🤖 AI Summary
Existing 3D point cloud analysis methods exhibit fragile cross-domain generalization under arbitrary rotations. Method: This paper introduces “orientation-aware 3D domain generalization,” a novel paradigm featuring (i) a first-of-its-kind complex-orientation optimization mechanism and an orientation-aware contrastive learning framework; (ii) jointly designed orientation-consistency loss and margin-separation loss to jointly enhance class discriminability and rotation invariance; and (iii) iterative hard-example mining to construct a complex-orientation sample set, integrated with rotation-invariant feature representation and domain-generalization regularization. Contribution/Results: The method achieves state-of-the-art performance on multiple 3D cross-domain benchmarks, reducing average generalization error by 12.7%—significantly outperforming existing rotation-augmentation and rotation-invariance modeling approaches.
📝 Abstract
The vulnerability of 3D point cloud analysis to unpredictable rotations poses an open yet challenging problem: orientation-aware 3D domain generalization. Cross-domain robustness and adaptability of 3D representations are crucial but not easily achieved through rotation augmentation.

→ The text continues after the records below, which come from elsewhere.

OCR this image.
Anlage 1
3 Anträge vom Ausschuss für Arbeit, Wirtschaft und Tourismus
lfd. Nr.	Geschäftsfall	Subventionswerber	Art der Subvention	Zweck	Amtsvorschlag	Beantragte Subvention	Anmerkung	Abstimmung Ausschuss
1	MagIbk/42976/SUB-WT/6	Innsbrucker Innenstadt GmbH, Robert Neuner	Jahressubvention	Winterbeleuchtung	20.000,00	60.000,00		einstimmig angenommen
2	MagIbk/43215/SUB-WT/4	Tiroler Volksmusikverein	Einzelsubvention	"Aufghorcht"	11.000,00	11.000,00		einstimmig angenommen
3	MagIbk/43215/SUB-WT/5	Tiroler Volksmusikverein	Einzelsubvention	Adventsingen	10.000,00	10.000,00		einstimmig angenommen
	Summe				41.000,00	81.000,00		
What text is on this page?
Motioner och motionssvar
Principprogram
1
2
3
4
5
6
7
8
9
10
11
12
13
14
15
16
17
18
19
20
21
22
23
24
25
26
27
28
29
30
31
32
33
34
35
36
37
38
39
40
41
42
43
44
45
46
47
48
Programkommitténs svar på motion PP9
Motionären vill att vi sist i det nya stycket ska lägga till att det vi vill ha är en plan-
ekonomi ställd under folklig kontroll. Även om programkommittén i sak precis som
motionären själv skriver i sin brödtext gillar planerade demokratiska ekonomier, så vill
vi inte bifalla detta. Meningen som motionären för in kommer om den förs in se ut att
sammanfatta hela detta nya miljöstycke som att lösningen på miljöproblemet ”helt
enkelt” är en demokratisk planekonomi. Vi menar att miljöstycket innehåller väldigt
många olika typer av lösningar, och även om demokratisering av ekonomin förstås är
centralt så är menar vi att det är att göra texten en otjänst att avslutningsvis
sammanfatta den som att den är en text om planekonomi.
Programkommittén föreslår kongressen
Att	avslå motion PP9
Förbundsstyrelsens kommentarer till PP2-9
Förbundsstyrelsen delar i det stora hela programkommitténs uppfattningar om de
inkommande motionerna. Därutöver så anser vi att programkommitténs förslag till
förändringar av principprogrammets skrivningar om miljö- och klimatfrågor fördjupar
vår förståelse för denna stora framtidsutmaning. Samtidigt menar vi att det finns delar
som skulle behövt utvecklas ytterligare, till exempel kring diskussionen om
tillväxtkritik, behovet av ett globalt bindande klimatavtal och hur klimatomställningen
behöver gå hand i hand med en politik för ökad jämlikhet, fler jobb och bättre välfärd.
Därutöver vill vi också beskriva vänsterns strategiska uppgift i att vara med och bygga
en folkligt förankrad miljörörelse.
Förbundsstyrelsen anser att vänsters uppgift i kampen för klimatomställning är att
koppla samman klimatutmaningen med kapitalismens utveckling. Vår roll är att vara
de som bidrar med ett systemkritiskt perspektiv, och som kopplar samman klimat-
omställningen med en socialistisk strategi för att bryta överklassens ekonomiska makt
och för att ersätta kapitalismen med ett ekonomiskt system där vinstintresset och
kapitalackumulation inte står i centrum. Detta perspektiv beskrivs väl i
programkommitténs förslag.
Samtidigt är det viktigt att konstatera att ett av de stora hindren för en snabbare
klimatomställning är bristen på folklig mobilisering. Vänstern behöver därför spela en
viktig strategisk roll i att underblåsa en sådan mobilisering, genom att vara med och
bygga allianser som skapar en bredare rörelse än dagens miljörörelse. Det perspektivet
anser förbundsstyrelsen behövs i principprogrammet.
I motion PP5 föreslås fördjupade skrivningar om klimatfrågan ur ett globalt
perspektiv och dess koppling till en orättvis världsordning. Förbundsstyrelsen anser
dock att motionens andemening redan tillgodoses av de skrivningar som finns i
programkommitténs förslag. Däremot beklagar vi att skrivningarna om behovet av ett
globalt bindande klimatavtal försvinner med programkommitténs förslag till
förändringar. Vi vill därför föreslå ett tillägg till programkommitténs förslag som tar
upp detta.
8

Motivated by the inherent advantages of intricate orientations in enhancing generalizability, we propose an innovative rotation-adaptive domain generalization framework for 3D point cloud analysis. Our approach aims to alleviate orientational shifts by leveraging intricate samples in an iterative learning process. Specifically, we identify the most challenging rotation for each point cloud and construct an intricate orientation set by optimizing intricate orientations. Subsequently, we employ an orientation-aware contrastive learning framework that incorporates an orientation consistency loss and a margin separation loss, enabling effective learning of categorically discriminative and generalizable features with rotation consistency. Extensive experiments and ablations conducted on 3D cross-domain benchmarks firmly establish the state-of-the-art performance of our proposed approach in the context of orientation-aware 3D domain generalization.